More Moonies madness.

The Japanese government has asked a court to order the dissolution of a church that was investigated after the assassination of former prime minister Shinzo Abe, local media reports.

Abe's shock killing last July put the spotlight on the Unification Church, more popularly known as "Moonies". His assailant, Tetsuya Yamagami, said the church bankrupted his mother and blamed Abe for promoting it. The church says it has been unfairly vilified over Abe's assassination.

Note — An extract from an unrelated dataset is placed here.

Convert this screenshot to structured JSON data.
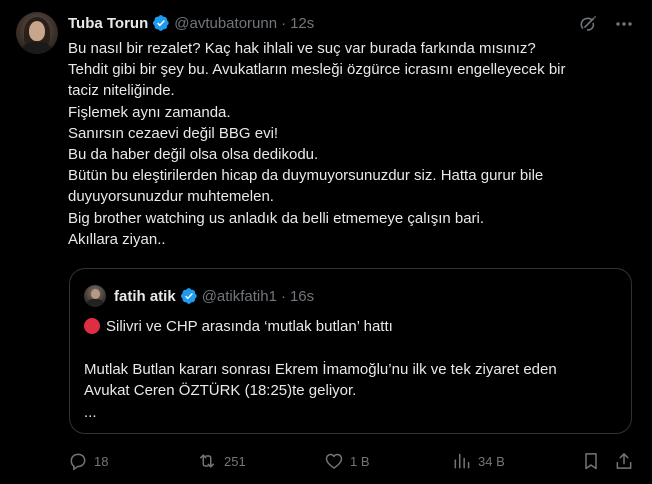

The investigation, which was ordered by Prime Minister Fumio Kishida, ran for a year. If dissolved, the Unification Church will lose its tax benefits but it will still be able to operate as an organisation.

Yamagami claimed his mother was forced to donate to the church, where she was a member for three decades. Similar allegations have been the subject of lawsuits worth millions of dollars.

Under Japan's Religious Corporations Law, a religious order can be dissolved if its actions are "clearly recognised as being substantially detrimental to public welfare".

Japan's education ministry earlier asked the Tokyo District Court to fine the church for failing to answer queries about its activities.

Abe's relationship with the church was the subject of much speculation before his death, especially on social media.